Assim de acordo com os dados constantes da 4ª coluna a contar da esquerda
do quadro IV, a Clark obteve com cada 1000 euros investidos em activos 664
euros em 2001, enquanto a TMN obteve apenas 485 euros. Portanto, a Clark
conseguiu rentabilizar muito mais o investimento que realizou do que a TMN, ou
seja, a produtividade dos activos ( do dinheiro que ela investiu em
máquinas, instalações, etc.) da Clark foi superior
à da TMN em 2001. Por outras palavras, por cada euro que tinha investido
na sua empresa a Clark obteve 66 cêntimos, enquanto a TMN obteve apenas
48 cêntimos.
Em resumo, se utilizássemos a linguagem do editorial do
Expresso
, no caso de se usar os dados da produtividade dos activos da empresa os
preguiçosos seriam os trabalhadores da TMN, enquanto os
não-preguiçosos seriam os trabalhadores da Clark que
foram despedidos.
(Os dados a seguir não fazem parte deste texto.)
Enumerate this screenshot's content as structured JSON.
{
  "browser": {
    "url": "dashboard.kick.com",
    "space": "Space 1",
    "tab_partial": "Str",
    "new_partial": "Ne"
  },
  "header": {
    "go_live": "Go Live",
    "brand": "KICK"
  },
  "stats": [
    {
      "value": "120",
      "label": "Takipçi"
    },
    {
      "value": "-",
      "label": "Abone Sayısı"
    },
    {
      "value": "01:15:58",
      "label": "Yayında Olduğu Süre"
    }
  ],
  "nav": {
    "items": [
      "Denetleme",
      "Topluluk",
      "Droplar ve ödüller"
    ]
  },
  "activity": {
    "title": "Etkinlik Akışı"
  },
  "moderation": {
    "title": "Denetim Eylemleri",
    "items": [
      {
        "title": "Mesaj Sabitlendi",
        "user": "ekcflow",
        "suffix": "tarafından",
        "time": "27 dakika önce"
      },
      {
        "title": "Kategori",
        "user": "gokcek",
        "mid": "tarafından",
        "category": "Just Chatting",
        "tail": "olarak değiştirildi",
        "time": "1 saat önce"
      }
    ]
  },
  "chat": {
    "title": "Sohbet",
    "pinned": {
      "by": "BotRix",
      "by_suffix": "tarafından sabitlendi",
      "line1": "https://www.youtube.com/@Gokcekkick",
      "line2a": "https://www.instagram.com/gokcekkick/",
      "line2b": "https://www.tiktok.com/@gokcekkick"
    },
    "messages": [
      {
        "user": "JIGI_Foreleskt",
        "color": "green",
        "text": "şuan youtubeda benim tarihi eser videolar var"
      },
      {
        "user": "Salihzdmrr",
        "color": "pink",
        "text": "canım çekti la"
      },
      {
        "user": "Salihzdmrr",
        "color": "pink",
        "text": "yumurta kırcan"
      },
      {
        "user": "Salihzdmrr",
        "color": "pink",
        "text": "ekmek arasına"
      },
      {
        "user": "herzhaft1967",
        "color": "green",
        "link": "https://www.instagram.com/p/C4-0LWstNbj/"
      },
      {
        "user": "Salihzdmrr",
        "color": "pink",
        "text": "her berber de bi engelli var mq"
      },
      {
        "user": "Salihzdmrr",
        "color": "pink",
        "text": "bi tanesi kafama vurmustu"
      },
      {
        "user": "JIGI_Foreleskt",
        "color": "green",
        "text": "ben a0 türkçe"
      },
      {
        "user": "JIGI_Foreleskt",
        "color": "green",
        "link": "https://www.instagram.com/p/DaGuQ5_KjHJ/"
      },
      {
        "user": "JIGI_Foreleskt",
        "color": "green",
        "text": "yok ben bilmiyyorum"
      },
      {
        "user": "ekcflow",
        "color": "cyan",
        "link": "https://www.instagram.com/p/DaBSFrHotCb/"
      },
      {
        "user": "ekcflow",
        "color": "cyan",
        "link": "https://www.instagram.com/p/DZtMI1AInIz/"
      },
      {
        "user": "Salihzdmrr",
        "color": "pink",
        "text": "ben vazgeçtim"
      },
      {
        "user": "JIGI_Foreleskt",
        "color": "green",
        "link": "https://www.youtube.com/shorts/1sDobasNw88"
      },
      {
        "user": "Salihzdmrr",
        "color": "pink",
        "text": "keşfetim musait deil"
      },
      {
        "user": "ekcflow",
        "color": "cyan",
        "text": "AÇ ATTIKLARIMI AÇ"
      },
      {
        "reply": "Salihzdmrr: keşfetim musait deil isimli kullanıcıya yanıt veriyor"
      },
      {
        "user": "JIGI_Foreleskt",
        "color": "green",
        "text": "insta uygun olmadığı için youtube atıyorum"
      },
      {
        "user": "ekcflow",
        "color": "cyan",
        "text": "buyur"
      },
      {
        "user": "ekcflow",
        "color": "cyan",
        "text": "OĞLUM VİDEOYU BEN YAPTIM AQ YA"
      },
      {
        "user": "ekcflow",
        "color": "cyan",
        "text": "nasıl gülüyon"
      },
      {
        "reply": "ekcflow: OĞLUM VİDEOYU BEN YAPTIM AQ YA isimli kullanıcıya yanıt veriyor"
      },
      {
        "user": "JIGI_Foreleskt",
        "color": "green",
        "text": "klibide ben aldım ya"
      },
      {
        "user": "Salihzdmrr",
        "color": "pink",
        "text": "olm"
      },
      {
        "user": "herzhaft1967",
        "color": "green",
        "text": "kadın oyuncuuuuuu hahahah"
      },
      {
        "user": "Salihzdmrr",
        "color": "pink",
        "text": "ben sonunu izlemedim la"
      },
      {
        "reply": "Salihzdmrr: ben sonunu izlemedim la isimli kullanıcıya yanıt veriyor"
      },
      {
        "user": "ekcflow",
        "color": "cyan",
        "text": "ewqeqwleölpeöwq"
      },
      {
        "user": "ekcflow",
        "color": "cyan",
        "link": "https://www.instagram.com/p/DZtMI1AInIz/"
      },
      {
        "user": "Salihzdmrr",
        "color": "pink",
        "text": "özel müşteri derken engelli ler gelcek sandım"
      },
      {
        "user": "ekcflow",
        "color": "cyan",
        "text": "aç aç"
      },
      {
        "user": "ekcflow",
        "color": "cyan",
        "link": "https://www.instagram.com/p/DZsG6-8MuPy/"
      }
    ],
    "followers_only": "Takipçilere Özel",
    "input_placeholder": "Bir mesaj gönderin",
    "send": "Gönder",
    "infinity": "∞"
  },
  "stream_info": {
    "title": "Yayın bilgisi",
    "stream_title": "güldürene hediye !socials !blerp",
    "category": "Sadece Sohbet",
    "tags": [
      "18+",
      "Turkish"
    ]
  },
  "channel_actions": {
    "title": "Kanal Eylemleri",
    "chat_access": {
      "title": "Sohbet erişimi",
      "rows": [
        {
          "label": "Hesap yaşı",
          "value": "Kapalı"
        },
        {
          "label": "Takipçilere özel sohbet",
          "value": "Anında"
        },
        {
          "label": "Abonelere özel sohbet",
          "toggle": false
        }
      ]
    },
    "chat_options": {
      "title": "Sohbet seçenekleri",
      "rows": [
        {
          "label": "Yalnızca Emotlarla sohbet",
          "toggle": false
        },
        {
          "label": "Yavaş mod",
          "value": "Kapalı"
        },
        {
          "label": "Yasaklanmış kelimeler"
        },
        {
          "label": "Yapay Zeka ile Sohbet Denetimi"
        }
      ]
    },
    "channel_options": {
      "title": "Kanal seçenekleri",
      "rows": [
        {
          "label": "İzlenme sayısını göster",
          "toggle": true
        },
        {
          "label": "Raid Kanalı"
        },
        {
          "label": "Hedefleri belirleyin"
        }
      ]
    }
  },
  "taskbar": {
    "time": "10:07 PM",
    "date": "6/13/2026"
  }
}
Se utilizarmos a produtividade por trabalhador, então
os preguiçosos seriam os trabalhadores da Clark e os
não-preguiçosos seriam os trabalhadores da TMN. Tudo
isto prova o absurdo, a falta de consistência cientifica e a falsidade de
procurar culpabilizar os trabalhadores portugueses da produtividade inferior
à média dos 15 países da União Europeia.
Outro dado importante do quadro IV é o que consta da última
coluna da direita, que indica, para cada empresa, a percentagem do volume de
vendas que é utilizado para pagar as amortizações dos
equipamentos e instalações utilizadas, os encargos financeiros e
os salários dos trabalhadores (para a maioria a soma destas três
despesas corresponde a cerca de 20% das vendas). E isto porque quando se fala
em produtividade normalmente só se pensa nas despesas com os
salários dos trabalhadores. Os dados da última coluna do quadro
IV mostram que as despesas com as remunerações dos trabalhadores
são apenas uma entre muitas despesas que as empresas têm de
suportar para produzir, que até não são as mais
importantes, e que se quiser aumentar a produtividade e competitividade tem-se
de pensar principalmente em reduzir as outras despesas, e não as de
pessoal, porque as outras são até as que têm maior peso na
estrutura de custos de qualquer empresa.